The effects of the broken screen are saddening and frustrating for me. I don’t want it to be repeated. I hope to avoid it. But with being a home-based working and studying mom, I have to find ways in order to avoid it in the future (Law of Effect).

Posted in Reflections, Insights, and Realizations

Scholastic or Personal Achievement?

          At the end of every school year, our son takes OLSAT, the Otis-Lennon School Ability Test. This assess his level in different subjects such as reading, language, math, science and social studies.

          This week his results arrived. We browsed it and read the interpretation. My eyes zeroed into his scores in math. I was not surprised to see a score that is not of the average or more so above it. Why so? Because I know my child’s capacity. I know that he is in a pace of his own, when  it comes to mathematical concepts and problem solving.

          And then I saw his score in Science , where I really got surprised. It is something I did not expect because I know how much he loves this subject. He would even request me to read lessons from his science book as his bedtime story.

          In this subject he received the level of grade 1.6. Uno is finishing grade 2. The first question   I had in my mind  was,  what did I do wrong? Did I lack in giving him experiential learning? Was the textbook recommended by DepEd lacked in content?

          We are a homeschool family. And that was our second year. Currently, our son is in grade 3. And now I’m thinking of what grade level will he be in comparison with , when he takes the year-end test come August.

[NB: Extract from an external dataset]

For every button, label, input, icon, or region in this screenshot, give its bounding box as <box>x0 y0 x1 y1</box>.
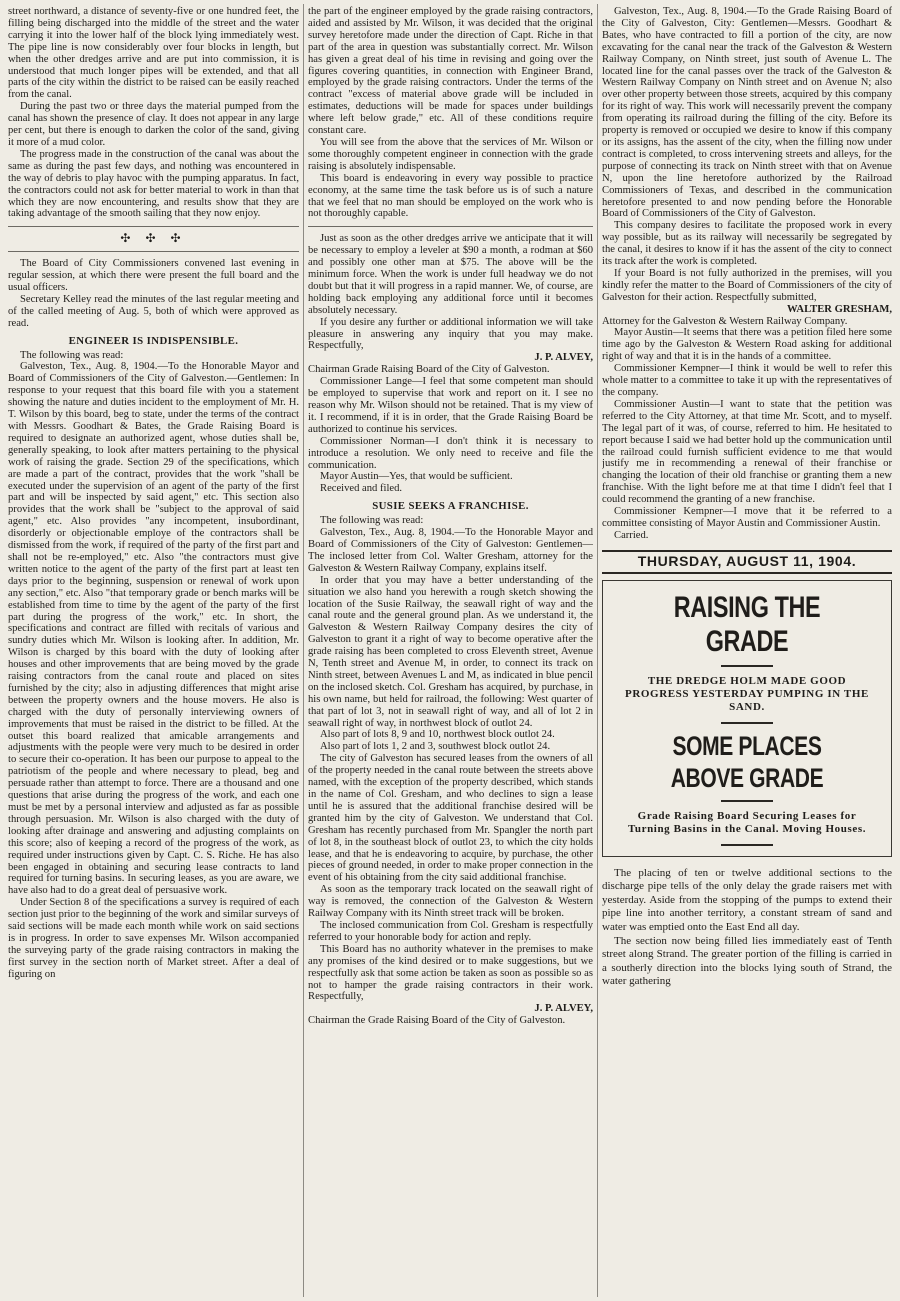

           I told my husband about it and broke the news to my son. He too couldn’t believe what he heard.  For one of his greatest goal is to invent something useful for humanity. He wants to be a scientist. I pondered and recalled how our Science time was over that past year.

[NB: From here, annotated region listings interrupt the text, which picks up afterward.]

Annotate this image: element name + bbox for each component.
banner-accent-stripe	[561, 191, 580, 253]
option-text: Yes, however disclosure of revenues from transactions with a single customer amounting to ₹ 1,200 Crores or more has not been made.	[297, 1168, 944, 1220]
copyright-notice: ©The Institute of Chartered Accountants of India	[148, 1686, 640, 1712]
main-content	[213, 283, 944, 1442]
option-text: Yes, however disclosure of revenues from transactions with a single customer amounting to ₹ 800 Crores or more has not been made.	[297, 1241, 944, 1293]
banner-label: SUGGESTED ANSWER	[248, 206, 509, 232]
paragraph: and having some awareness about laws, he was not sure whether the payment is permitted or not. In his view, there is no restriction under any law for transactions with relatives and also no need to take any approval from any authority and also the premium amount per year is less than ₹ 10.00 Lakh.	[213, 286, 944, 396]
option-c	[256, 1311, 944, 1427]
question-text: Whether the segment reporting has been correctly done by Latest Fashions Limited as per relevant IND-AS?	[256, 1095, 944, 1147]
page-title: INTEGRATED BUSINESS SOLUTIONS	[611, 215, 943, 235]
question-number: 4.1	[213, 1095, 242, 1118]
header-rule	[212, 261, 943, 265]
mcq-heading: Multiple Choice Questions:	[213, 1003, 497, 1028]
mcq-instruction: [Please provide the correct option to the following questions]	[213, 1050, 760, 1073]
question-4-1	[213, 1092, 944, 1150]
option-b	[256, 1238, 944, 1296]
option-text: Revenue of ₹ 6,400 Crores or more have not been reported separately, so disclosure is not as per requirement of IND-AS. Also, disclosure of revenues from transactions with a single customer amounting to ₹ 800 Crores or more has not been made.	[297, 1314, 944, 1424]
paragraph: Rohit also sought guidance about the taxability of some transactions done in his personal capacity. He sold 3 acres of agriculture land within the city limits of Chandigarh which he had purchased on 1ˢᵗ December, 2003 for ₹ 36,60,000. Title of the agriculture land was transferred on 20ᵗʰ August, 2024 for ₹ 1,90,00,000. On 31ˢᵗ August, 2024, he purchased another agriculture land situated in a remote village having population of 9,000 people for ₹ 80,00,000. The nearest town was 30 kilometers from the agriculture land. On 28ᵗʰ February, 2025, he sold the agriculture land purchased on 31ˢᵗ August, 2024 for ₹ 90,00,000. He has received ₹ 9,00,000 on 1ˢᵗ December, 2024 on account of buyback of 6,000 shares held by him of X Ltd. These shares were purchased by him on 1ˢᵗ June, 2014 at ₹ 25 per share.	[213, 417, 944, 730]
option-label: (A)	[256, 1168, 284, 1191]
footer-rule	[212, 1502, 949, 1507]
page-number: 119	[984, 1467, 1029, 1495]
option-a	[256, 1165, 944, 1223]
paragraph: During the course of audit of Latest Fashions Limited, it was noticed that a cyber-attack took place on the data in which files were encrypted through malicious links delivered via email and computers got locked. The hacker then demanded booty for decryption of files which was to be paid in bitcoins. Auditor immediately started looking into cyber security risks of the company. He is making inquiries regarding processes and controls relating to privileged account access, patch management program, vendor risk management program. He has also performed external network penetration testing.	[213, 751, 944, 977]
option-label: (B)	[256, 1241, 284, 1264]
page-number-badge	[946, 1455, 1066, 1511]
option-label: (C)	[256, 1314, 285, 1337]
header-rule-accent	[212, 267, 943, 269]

           This morning I prayed and thank the Lord for a brand new day. As I thought of my role today, not just a mother but  teacher,  a realization came to me. Proverbs 22:6 ” Train up a child in a way he should go and when he is old he will not depart from it”.

            Because I got fixated with his Science score,  I haven’t told my son of His strengths. I have not told him where he is good at. I got convicted. I have to choose to thank what has been given to him, to me or to my family. I then ask for forgiveness for being so critical and ungrateful.

            Tonight I went over my son’s results again. And there it is, the Science score. It is low. He had low scores in both physical and life sciences.

            But now, with a better attitude and a determined spirit, I choose to look for his strengths  . And there I found his reading vocabulary and comprehension results. It was astounding!  Uno got a level of a grade 4.7 student in vocabulary and a grade 4 for comprehension. What does that say? I have to look at his strengths and praise him there firsthand. I should, as his mom and teacher, be there to highlight his gifts. What do I do with the subjects he needs to improve at? Definitely mention it, but not wallow on it. I choose to encourage him and see ways on how to work on them.

            What’s my plan? We still have a quarter left for grade 3. We still have time to catch up on.

            More so, I was reminded of why are we homeschooling. This method though unconventional, is the method we chose three years ago. Why? Because we believe on how we can pass on to our sons our learning in life, more than the academics. Character molding for us is priority. All subjects are important,  that’s for sure. But nothing is more important than a learner who has love for his Maker, who respects others, who is compassionate to those in need and who is a positive contributor to his community.

             Uno is our awesome storyteller, with great imagination and boundless possibilities. I’ve come to realize that he could be our budding author and writer, more than a scientist or inventor. But then again, there is a possibility. That he can become both.